Nous vivons avec l’espoir que pour mon retour, ce n’est juste qu’une question de temps. Plus tard, pensons-nous, les Israéliens vont bien céder et me donner ma hawiya (carte d’identité) et avec ça en main, obtenir un passeport palestinien, ça devrait être du gâteau. Et alors, j’engagerai une action pour que mon mari me rejoigne. Tous les deux, avec force, nous sentons que je dois retourner en Palestine à la première occasion qui se présentera, ne serait-ce que pour exercer mon droit au retour et mon droit à être chez moi, au moment de mon choix, pas selon la volonté d’une quelconque politique israélienne conçue pour contrôler les populations indigènes et les punir d’avoir élu le Hamas.
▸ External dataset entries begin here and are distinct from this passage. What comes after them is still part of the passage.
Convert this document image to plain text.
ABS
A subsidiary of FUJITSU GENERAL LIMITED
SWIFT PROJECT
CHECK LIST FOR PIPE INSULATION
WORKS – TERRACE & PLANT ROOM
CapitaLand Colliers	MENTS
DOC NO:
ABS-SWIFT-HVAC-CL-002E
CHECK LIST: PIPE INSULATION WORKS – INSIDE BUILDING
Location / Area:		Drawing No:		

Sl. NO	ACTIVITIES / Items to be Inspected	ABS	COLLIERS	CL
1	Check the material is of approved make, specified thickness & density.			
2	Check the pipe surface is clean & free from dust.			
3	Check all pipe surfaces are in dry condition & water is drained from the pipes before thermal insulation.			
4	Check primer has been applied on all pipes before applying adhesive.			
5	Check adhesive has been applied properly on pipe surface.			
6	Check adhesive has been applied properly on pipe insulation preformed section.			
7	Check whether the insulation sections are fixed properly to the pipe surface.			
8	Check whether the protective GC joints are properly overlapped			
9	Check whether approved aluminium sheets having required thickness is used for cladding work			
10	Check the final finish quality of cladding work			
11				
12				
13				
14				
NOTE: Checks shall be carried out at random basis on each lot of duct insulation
Mais nous avons conscience aussi que les chances de Walid de rentrer dans un avenir bref, sont moins de 50/50, et qu’il y a une bonne chance pour que nous soyons séparés. Nous n’avons pas encore pu penser clairement à la façon de gérer tout cela.


Ida Audeh est Palestinienne, elle travaille comme rédactrice en chef pour une Compagnie Nord-américaine ; elle a vécu avec son époux à Ramallah jusqu’à ce que les Israéliens, en juillet, décident que c’était inacceptable.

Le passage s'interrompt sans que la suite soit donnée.